The Poems of William Blake

The Poems of William Blake Summary and Analysis of Cradle Song

Summary

This poem is meant to be a lullaby sung by a mother to her child. The accompanying plate depicts the mother watching over her newborn under she soft shading of a large tree. Just like the last word in the title, "song," and the simple 'aabb ccdd eeff ...' rhyming scheme, it is fair to assume that Blake intended this lyric to be sung.

On a deeper level, Blake is reaching out to glorify the natural world, within which we live, in the face of a more subjective heaven, where the Gods reside. There is a revealing humanistic 'heavenly' innocence and purity that the mother praises in the child who holds "secret joys and secret smiles." Notice how the "infant's smiles and wiles" is capable of beguiling both heaven and earth alike.

Analysis

"Cradle Song" is often praised as a perfect balance between thought and emotion, capturing the mother's joy and love for her child while at the same time expressing her largest fears and meditation on the child's future role in man's world. The ending of the fourth stanza is perhaps the strongest example of the mother's fear, certainty, and gloom that one day her child's "little heart [will] wake" and when that happens, "the dreadful lightnings break." Blake's repeated theme of passing from innocence to experience is obvious in this sweet lullaby.

The speaker is at peace with her child and situation at the beginning of the poem. The personification placed on "little sorrows" who "sit and weep" during the night is representative of the peace found in night, the period of innocence in Blake's constant-running imagery of oppositions between night and day, and suggests the passing of the child from one world (harmful earth) to the next (safe heaven). But notice when morning breaks in line 10, the tranquility is "stolen" from the child, and "cunning wiles" begin to creep into the child's heart (the mother even refers to the morning as "dreadful").

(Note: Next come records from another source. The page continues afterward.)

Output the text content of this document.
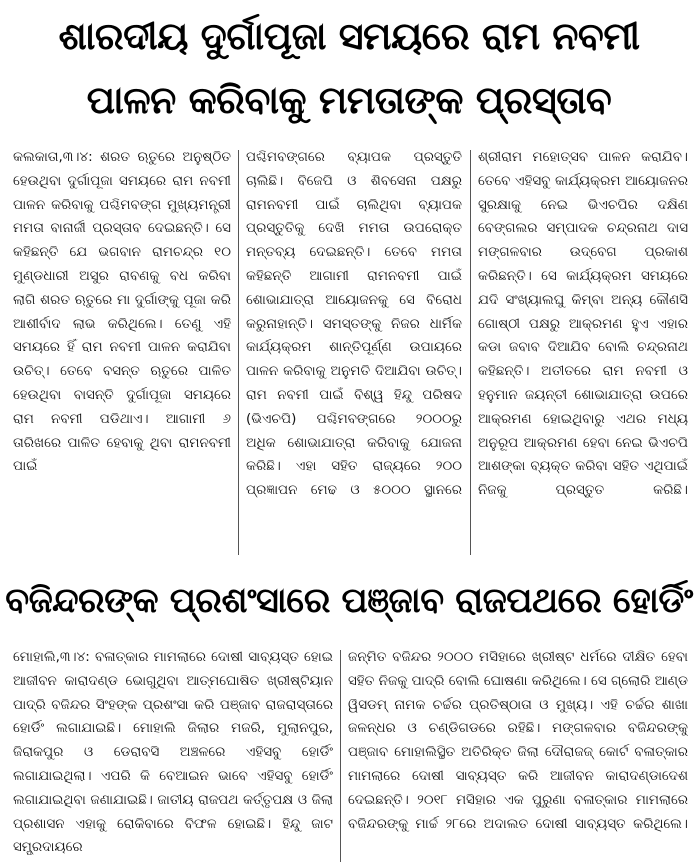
ଶାରଦୀୟ ଦୁର୍ଗାପୂଜା ସମୟରେ ରାମ ନବମୀ
ପାଳନ କରିବାକୁ ମମତାଙ୍କ ପ୍ରସ୍ତାବ

କଲକାତା,୩।୪: ଶରତ ଋତୁରେ ଅନୁଷ୍ଠିତ ହେଉଥିବା ଦୁର୍ଗାପୂଜା ସମୟରେ ରାମ ନବମୀ ପାଳନ କରିବାକୁ ପଶ୍ଚିମବଙ୍ଗ ମୁଖ୍ୟମନ୍ତ୍ରୀ ମମତା ବାନାର୍ଜୀ ପ୍ରସ୍ତାବ ଦେଇଛନ୍ତି। ସେ କହିଛନ୍ତି ଯେ ଭଗବାନ ରାମଚନ୍ଦ୍ର ୧୦ ମୁଣ୍ଡଧାରୀ ଅସୁର ରାବଣକୁ ବଧ କରିବା ଲାଗି ଶରତ ଋତୁରେ ମା ଦୁର୍ଗାଙ୍କୁ ପୂଜା କରି ଆଶୀର୍ବାଦ ଲାଭ କରିଥିଲେ। ତେଣୁ ଏହି ସମୟରେ ହିଁ ରାମ ନବମୀ ପାଳନ କରାଯିବା ଉଚିତ୍। ତେବେ ବସନ୍ତ ଋତୁରେ ପାଳିତ ହେଉଥିବା ବାସନ୍ତି ଦୁର୍ଗାପୂଜା ସମୟରେ ରାମ ନବମୀ ପଡିଥାଏ। ଆଗାମୀ ୬ ତାରିଖରେ ପାଳିତ ହେବାକୁ ଥିବା ରାମନବମୀ ପାଇଁ

ପଶ୍ଚିମବଙ୍ଗରେ ବ୍ୟାପକ ପ୍ରସ୍ତୁତି ଚାଲିଛି। ବିଜେପି ଓ ଶିବସେନା ପକ୍ଷରୁ ରାମନବମୀ ପାଇଁ ଚାଲିଥିବା ବ୍ୟାପକ ପ୍ରସ୍ତୁତିକୁ ଦେଖି ମମତା ଉପରୋକ୍ତ ମନ୍ତବ୍ୟ ଦେଇଛନ୍ତି। ତେବେ ମମତା କହିଛନ୍ତି ଆଗାମୀ ରାମନବମୀ ପାଇଁ ଶୋଭାଯାତ୍ରା ଆୟୋଜନକୁ ସେ ବିରୋଧ କରୁନାହାନ୍ତି। ସମସ୍ତଙ୍କୁ ନିଜର ଧାର୍ମିକ କାର୍ଯ୍ୟକ୍ରମ ଶାନ୍ତିପୂର୍ଣ୍ଣ ଉପାୟରେ ପାଳନ କରିବାକୁ ଅନୁମତି ଦିଆଯିବା ଉଚିତ୍। ରାମ ନବମୀ ପାଇଁ ବିଶ୍ୱ ହିନ୍ଦୁ ପରିଷଦ (ଭିଏଚପି) ପଶ୍ଚିମବଙ୍ଗରେ ୨୦୦୦ରୁ ଅଧିକ ଶୋଭାଯାତ୍ରା କରିବାକୁ ଯୋଜନା କରିଛି। ଏହା ସହିତ ରାଜ୍ୟରେ ୨୦୦ ପ୍ରଜ୍ଞାପନ ମେଢ ଓ ୫୦୦୦ ସ୍ଥାନରେ

ଶ୍ରୀରାମ ମହୋତ୍ସବ ପାଳନ କରାଯିବ। ତେବେ ଏହିସବୁ କାର୍ଯ୍ୟକ୍ରମ ଆୟୋଜନର ସୁରକ୍ଷାକୁ ନେଇ ଭିଏଚପିର ଦକ୍ଷିଣ ବେଙ୍ଗଲର ସମ୍ପାଦକ ଚନ୍ଦ୍ରନାଥ ଦାସ ମଙ୍ଗଳବାର ଉଦ୍‌ବେଗ ପ୍ରକାଶ କରିଛନ୍ତି। ସେ କାର୍ଯ୍ୟକ୍ରମ ସମୟରେ ଯଦି ସଂଖ୍ୟାଲଘୁ କିମ୍ବା ଅନ୍ୟ କୌଣସି ଗୋଷ୍ଠୀ ପକ୍ଷରୁ ଆକ୍ରମଣ ହୁଏ ଏହାର କଡା ଜବାବ ଦିଆଯିବ ବୋଲି ଚନ୍ଦ୍ରନାଥ କହିଛନ୍ତି। ଅତୀତରେ ରାମ ନବମୀ ଓ ହନୁମାନ ଜୟନ୍ତୀ ଶୋଭାଯାତ୍ରା ଉପରେ ଆକ୍ରମଣ ହୋଇଥିବାରୁ ଏଥର ମଧ୍ୟ ଅନୁରୂପ ଆକ୍ରମଣ ହେବା ନେଇ ଭିଏଚପି ଆଶଙ୍କା ବ୍ୟକ୍ତ କରିବା ସହିତ ଏଥିପାଇଁ ନିଜକୁ ପ୍ରସ୍ତୁତ କରିଛି।

ବଜିନ୍ଦରଙ୍କ ପ୍ରଶଂସାରେ ପଞ୍ଜାବ ରାଜପଥରେ ହୋର୍ଡିଂ

ମୋହାଲି,୩।୪: ବଳାତ୍କାର ମାମଲାରେ ଦୋଷୀ ସାବ୍ୟସ୍ତ ହୋଇ ଆଜୀବନ କାରାଦଣ୍ଡ ଭୋଗୁଥିବା ଆତ୍ମଘୋଷିତ ଖ୍ରୀଷ୍ଟିୟାନ ପାଦ୍ରି ବଜିନ୍ଦର ସିଂହଙ୍କ ପ୍ରଶଂସା କରି ପଞ୍ଜାବ ରାଜରାସ୍ତାରେ ହୋର୍ଡିଂ ଲଗାଯାଇଛି। ମୋହାଲି ଜିଲାର ମଜରି, ମୁଲାନପୁର, ଜିରାକପୁର ଓ ଡେରାବସି ଅଞ୍ଚଳରେ ଏହିସବୁ ହୋର୍ଡିଂ ଲଗାଯାଇଥିଲା। ଏପରି କି ବେଆଇନ ଭାବେ ଏହିସବୁ ହୋର୍ଡିଂ ଲଗାଯାଇଥିବା ଜଣାଯାଇଛି। ଜାତୀୟ ରାଜପଥ କର୍ତ୍ତୃପକ୍ଷ ଓ ଜିଲା ପ୍ରଶାସନ ଏହାକୁ ରୋକିବାରେ ବିଫଳ ହୋଇଛି। ହିନ୍ଦୁ ଜାଟ ସମ୍ପ୍ରଦାୟରେ

ଜନ୍ମିତ ବଜିନ୍ଦର ୨୦୦୦ ମସିହାରେ ଖ୍ରୀଷ୍ଟ ଧର୍ମରେ ଦୀକ୍ଷିତ ହେବା ସହିତ ନିଜକୁ ପାଦ୍ରି ବୋଲି ଘୋଷଣା କରିଥିଲେ। ସେ ଗ୍ଲୋରି ଆଣ୍ଡ ୱିସଡମ୍ ନାମକ ଚର୍ଚ୍ଚର ପ୍ରତିଷ୍ଠାତା ଓ ମୁଖ୍ୟ। ଏହି ଚର୍ଚ୍ଚର ଶାଖା ଜଳନ୍ଧର ଓ ଚଣ୍ଡିଗଡରେ ରହିଛି। ମଙ୍ଗଳବାର ବଜିନ୍ଦରଙ୍କୁ ପଞ୍ଜାବ ମୋହାଲିସ୍ଥିତ ଅତିରିକ୍ତ ଜିଲା ଦୌରାଜଜ୍ କୋର୍ଟ ବଳାତ୍କାର ମାମଲାରେ ଦୋଷୀ ସାବ୍ୟସ୍ତ କରି ଆଜୀବନ କାରାଦଣ୍ଡାଦେଶ ଦେଇଛନ୍ତି। ୨୦୧୮ ମସିହାର ଏକ ପୁରୁଣା ବଳାତ୍କାର ମାମଲାରେ ବଜିନ୍ଦରଙ୍କୁ ମାର୍ଚ୍ଚ ୨୮ରେ ଅଦାଲତ ଦୋଷୀ ସାବ୍ୟସ୍ତ କରିଥିଲେ।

Overall, the poem can be read as a metaphor for the mother's awareness and inability to alter or stop her child from growing up in this world and losing all of his/her innocence. The first half of the poem is a snapshot of how peaceful and joyful the sleeping babe is, but "youthful harvesting" is inevitable, and the mother is left saddened at the fact that while her child may "beguile both heaven and earth" at the moment, it is only a temporary serenity, and it will not be long before all purity and innocence is lost.